Transcript
102 The Art Happens Here: Bogosi Sekhukuni
Hello, my name is Bogosi Sekhukuni. I’m an artist originally from South Africa.
The video is an installation that I consider to be a poetic machine that generates consciousness. Interested in the idea of, the phenomenon of consciousness as something that can be attributed to inanimate things or groups of data. So essentially it’s a transcript or a simulation of a six year conversation that I was having with my father, who I met on Facebook, and basically what I consider to be the entirety of our relationship. And so I thought it would be interesting to reenact that and for that reenaction to be an to be act of consciousness generation.

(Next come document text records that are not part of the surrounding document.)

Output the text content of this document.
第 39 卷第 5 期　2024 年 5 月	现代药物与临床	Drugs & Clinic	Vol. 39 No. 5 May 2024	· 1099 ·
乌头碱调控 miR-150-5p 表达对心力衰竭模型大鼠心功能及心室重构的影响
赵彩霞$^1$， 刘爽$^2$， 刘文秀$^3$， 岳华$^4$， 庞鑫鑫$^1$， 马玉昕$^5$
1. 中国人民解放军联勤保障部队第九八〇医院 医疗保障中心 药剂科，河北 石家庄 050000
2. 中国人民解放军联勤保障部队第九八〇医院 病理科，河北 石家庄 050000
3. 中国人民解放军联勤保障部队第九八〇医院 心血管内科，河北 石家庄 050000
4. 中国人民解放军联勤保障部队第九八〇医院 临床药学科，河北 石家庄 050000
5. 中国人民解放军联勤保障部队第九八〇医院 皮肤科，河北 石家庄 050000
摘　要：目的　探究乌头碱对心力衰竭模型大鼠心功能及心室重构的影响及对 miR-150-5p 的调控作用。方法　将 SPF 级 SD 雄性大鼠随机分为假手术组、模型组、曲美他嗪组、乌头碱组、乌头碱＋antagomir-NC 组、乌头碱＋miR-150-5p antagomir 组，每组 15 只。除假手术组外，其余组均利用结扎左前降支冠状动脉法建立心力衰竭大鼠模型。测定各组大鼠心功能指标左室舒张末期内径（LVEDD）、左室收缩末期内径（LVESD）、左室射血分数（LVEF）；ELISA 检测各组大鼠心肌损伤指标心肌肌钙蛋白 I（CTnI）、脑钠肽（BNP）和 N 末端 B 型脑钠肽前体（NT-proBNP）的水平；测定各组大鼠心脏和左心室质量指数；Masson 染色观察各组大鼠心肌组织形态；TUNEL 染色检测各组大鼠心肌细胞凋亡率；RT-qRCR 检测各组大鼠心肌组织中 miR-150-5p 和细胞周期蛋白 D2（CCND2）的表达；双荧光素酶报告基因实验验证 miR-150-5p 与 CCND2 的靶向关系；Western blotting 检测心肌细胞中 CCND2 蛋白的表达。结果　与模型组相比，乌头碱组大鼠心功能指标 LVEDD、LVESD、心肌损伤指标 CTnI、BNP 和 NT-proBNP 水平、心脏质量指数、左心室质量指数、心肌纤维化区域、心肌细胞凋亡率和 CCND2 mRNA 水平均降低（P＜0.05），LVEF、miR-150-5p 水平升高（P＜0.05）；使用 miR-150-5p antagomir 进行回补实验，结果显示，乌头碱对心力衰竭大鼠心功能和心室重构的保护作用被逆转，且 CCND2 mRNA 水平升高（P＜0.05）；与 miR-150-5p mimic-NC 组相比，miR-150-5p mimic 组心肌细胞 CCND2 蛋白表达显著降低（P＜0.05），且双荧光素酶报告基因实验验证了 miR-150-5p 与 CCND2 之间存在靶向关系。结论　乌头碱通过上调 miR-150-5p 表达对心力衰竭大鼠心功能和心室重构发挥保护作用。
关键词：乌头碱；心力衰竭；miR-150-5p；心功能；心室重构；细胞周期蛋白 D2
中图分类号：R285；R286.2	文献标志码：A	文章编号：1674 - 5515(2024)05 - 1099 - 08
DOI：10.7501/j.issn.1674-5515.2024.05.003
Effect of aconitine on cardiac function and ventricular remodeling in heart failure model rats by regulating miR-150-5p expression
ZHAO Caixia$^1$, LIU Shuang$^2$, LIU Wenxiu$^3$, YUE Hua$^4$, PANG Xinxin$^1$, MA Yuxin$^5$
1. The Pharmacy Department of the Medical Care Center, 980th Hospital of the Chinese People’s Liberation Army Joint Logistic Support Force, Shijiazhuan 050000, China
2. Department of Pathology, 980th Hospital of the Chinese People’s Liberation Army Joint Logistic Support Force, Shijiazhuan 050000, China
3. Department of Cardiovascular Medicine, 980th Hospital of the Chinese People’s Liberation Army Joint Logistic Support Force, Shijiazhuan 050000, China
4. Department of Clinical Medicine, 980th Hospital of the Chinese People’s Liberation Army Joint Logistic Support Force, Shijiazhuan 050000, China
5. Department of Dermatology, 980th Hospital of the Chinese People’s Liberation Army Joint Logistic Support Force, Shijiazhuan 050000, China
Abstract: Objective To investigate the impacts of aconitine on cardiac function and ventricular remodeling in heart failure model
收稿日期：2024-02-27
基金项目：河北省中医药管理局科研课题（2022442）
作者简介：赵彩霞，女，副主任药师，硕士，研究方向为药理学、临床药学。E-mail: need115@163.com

For me it was like therapy a lot, it was sort of killing several birds with one stone. It’s like an act of self-healing and also just to be able to use myself as a case study for bigger ideas. Something I don’t think I’ve spoken about before is that the aspect of the universal attraction to this situation and how just so many people who don’t look like me can relate to it. It’s been something that was super powerful for me to experience, just like people from halfway across the world relating to and finding healing from the work.
A lot of my work looks at the internet and it’s relation to black culture, black society. And I guess in turn, black pain. There’s a lot within that context that is quite difficult to navigate through. Quite difficult and quite tricky. In different video works of mine, I always actively think of the fact that these videos are looped and this content is being repeated over and over again, or that energy is being generated over and over again. And with this particular work because it’s such a painful thing, for that pain to be circulated and repeated over and over again… there’s something about that that I’m trying to navigate and understand.
Audio guide: “The Art Happens Here: Net Art’s Archival Poetics,” New Museum, New York, 2019.